Delcy may have already taken a step toward the state goal of reforming the judicial system. This month, the National Assembly approved an amendment to the statute governing the CICPC, emphasizing clearer chains of command and defining officers’ roles in criminal investigations. In a country where the scientific police (whether the CICPC or its predecessor, the Policía Técnica Judicial) has long exercised outsized influence over the justice system, the reform does sound interesting. It doesn’t undo Chávez-era decrees that subordinate judges and prosecutors to intelligence bodies rather than positioning them as institutional checks. Whether this marks the beginning of deeper changes with chavismo in power also remains to be seen.

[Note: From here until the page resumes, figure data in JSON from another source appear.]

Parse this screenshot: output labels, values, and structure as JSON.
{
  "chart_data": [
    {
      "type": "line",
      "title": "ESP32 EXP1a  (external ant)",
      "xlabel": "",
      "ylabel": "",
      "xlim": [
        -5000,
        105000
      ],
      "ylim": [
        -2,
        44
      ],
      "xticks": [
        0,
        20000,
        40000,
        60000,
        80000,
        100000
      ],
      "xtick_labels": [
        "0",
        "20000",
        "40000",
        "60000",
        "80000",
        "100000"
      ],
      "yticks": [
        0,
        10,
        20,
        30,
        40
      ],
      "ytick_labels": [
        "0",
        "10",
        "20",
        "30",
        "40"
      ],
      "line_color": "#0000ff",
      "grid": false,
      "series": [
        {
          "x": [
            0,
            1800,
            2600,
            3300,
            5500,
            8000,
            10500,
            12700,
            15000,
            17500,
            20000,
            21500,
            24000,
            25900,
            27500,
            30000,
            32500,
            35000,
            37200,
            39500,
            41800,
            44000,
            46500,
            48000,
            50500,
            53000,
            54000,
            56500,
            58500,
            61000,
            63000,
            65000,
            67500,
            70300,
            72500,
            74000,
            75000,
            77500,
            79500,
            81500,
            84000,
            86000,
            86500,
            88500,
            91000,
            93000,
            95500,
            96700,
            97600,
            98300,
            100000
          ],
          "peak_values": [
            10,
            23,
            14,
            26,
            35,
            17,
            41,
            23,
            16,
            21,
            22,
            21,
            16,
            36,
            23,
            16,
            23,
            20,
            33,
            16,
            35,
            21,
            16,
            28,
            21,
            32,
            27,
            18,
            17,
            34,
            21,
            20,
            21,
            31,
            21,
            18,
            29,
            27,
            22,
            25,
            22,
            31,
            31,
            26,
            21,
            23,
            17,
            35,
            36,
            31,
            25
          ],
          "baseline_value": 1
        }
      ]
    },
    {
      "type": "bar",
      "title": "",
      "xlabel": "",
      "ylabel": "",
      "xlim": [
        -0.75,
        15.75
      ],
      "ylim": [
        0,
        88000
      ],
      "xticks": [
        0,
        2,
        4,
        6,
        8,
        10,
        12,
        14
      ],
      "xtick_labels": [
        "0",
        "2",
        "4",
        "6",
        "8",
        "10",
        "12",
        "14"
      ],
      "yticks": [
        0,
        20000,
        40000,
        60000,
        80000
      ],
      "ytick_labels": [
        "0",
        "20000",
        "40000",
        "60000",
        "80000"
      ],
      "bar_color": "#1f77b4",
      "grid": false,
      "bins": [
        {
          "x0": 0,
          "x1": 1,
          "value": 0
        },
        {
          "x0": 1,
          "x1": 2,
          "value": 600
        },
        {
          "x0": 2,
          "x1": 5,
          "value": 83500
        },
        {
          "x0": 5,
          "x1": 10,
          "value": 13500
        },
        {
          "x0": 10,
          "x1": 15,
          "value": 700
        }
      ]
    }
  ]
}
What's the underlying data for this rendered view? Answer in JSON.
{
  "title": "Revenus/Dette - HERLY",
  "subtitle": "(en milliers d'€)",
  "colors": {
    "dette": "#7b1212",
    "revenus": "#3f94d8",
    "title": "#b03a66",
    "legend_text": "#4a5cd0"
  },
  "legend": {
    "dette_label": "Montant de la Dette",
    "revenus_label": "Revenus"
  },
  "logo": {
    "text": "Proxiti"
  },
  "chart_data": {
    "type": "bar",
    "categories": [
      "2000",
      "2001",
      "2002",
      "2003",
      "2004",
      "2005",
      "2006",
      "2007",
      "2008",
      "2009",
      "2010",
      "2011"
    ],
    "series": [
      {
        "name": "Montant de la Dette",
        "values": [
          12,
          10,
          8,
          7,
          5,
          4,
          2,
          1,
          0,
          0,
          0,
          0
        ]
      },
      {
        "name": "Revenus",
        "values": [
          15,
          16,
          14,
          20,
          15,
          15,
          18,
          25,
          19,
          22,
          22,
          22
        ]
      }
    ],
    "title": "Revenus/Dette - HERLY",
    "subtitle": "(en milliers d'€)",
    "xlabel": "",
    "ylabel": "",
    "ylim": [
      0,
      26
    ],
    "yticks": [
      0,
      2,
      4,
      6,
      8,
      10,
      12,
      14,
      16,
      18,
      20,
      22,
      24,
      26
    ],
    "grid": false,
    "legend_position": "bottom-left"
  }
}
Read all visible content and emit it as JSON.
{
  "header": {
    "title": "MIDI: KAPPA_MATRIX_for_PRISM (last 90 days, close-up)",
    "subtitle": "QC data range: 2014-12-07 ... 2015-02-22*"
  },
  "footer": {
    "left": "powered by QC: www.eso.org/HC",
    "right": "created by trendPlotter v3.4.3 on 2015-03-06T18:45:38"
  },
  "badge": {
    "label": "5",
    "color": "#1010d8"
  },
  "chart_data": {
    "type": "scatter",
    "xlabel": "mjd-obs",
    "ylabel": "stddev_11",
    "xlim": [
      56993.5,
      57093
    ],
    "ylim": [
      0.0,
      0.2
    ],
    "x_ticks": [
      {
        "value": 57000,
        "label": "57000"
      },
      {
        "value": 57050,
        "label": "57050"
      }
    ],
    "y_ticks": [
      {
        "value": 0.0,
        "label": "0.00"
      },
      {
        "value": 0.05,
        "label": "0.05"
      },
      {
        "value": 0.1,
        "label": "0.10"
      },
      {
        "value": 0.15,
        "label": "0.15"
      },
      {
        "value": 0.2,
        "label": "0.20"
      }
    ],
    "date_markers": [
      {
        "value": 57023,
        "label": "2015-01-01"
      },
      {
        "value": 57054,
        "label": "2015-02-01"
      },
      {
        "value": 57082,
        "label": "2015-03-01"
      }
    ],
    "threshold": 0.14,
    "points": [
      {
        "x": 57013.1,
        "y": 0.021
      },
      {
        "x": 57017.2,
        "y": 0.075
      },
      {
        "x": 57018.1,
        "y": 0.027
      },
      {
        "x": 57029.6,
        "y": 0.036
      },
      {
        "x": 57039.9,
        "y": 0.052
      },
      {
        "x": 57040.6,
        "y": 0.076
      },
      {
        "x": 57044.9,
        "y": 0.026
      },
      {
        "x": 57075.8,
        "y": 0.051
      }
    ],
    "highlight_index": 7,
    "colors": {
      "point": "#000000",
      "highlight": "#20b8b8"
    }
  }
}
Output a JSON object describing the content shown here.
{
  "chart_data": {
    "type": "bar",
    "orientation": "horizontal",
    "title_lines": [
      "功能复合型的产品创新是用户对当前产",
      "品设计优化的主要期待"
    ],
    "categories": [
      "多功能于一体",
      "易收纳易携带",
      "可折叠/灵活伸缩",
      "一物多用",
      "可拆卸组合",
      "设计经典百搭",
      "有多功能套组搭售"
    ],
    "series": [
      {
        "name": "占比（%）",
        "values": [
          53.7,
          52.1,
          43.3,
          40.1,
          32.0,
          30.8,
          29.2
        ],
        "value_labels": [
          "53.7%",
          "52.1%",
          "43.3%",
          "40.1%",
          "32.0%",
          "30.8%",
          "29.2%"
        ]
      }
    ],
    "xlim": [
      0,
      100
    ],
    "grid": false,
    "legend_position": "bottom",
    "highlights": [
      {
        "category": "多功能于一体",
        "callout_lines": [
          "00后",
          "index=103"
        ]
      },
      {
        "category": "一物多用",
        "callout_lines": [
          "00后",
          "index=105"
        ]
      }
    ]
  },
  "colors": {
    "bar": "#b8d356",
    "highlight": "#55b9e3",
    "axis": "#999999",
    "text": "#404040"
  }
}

Information remains scarce and, now more than ever, the country’s future is being discussed behind closed doors, with few listening in—such as yesterday’s meeting between Southern Command chief Francis Donovan and Delcy Rodríguez, Cabello, and Vladimir Padrino López. Our latest Political Risk Report indicates that María Corina Machado’s return to Venezuela featured prominently in conversations between Secretary Wright and Delcy last week. That development would not only deepen tensions within chavismo, but also test the resilience of the supposed transition now being pursued.

Senior politicians close to the opposition leader—Guanipa, Perkins Rocha, and Freddy Superlano—remain under house arrest. The amnesty law, scheduled for discussion tonight, would be entirely incompatible with that fact. We will soon see how far the so-called moderate lawmakers are willing (or able) to push it.